HERMITAGE — When Dan Wallace and Brian Pancher first started Wallace Pancher Group in 2001, the company had one computer and worked out of Wallace’s basement.
The Hermitage-based environmental services company now has about 40 employees and offices in Hermitage, Cranberry Township, Waynesburg, and St. Clairsville, Ohio. That growth continues with the acquisition of Richland Engineering Ltd., of Mansfield, Ohio, Wallace said.
“We’re looking forward to growing our companies together and making it into a great company,” Wallace said. “When we started, we knew we were going to grow, and we wanted to survive, but now we’re able to building this into something that’s going to thrive and grow.”
The Wallace-Pancher Group has done some environmental projects, such as stream restoration and stormwater system mapping for the city of Hermitage, as well as more commercial projects such as the plaza that contains Buffalo Wild Wings and Kohl’s in Hermitage, and the Block Northway complex in Pittsburgh, Wallace said.
However, aside from a few projects in West Virginia, most of Wallace-Pancher Group’s projects is focused in the Pennsylvania area. That all changed with the prospect of acquiring Richland Engineering, which first came up a couple years ago, Wallace said.
The owners of Wallace-Pancher Group met with three of the five owners of Richland Engineering in August 2018 to discuss the acquisition. What was originally planned to be a one-hour meeting eventually turned into a three-hour conversation, Wallace said.
“They came across as very honest, very down-to-earth, practical, they were easy to talk to, and we instantly had this kind of chemistry,” Wallace said.
Like Wallace-Pancher Group, Richland Engineering has some municipal projects but is also heavily involved with civil engineering services such as bridge design and inspection, roadway design, and airport design and planning, partner Patrick Schwan said.

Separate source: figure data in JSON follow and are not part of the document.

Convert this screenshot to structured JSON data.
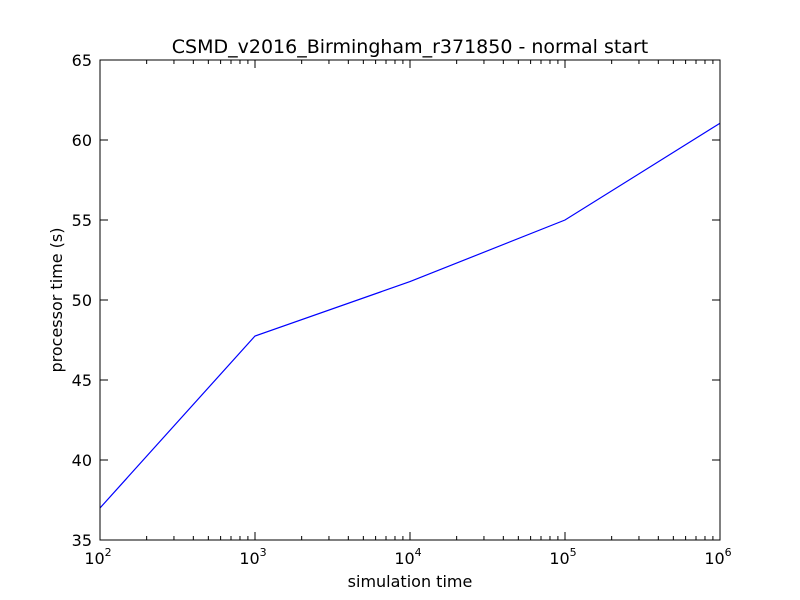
{
  "chart_data": {
    "type": "line",
    "title": "CSMD_v2016_Birmingham_r371850 - normal start",
    "xlabel": "simulation time",
    "ylabel": "processor time (s)",
    "xscale": "log",
    "xlim": [
      100,
      1000000
    ],
    "ylim": [
      35,
      65
    ],
    "grid": false,
    "x_ticks": [
      {
        "value": 100,
        "base": "10",
        "exp": "2"
      },
      {
        "value": 1000,
        "base": "10",
        "exp": "3"
      },
      {
        "value": 10000,
        "base": "10",
        "exp": "4"
      },
      {
        "value": 100000,
        "base": "10",
        "exp": "5"
      },
      {
        "value": 1000000,
        "base": "10",
        "exp": "6"
      }
    ],
    "y_ticks": [
      35,
      40,
      45,
      50,
      55,
      60,
      65
    ],
    "series": [
      {
        "color": "#0000ff",
        "x": [
          100,
          1000,
          10000,
          100000,
          1000000
        ],
        "y": [
          37.0,
          47.75,
          51.15,
          55.0,
          61.05
        ]
      }
    ]
  }
}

The company of about 25 people primarily works with the Ohio Department of Transportation but has done work for municipalities, too, with projects all throughout Ohio from Cleveland to Akron to Cincinnati, Schwan said.
“There was a lot of strategic planning on our part, as we figured out how we framework the future of the company,” Schwan said.
By merging or joining with another company, which was ultimately Wallace-Pancher Group, Schwan said this would give Richland Engineering a chance to for the company to “spread its web” by increasing their service areas and opening up new opportunities.
“Our ability to compliment each other with our services is going to be one of the big things,” Schwan said. “There are additional services they provided and we weren’t previously, and the same goes for their services as well.”
There are some commonalities between the two companies that will help smooth the transition, but the specialties in each company, such as bridge design and inspection at Richland Engineering and the environmental projects conducted by Wallace-Pancher Group could allow the two companies to share their expertise with new and old clients across Pennsylvania, Ohio and elsewhere, Schwan said.
Both Wallace and Schwan said the acquisition will not result in layoffs. Just the opposite, in fact.
“We are looking to add some employees because we expect our overall work to be able to grow, and offer different services to all our clients,” Wallace said. “Brian and I are very excited to welcome Richland Engineering into our family.”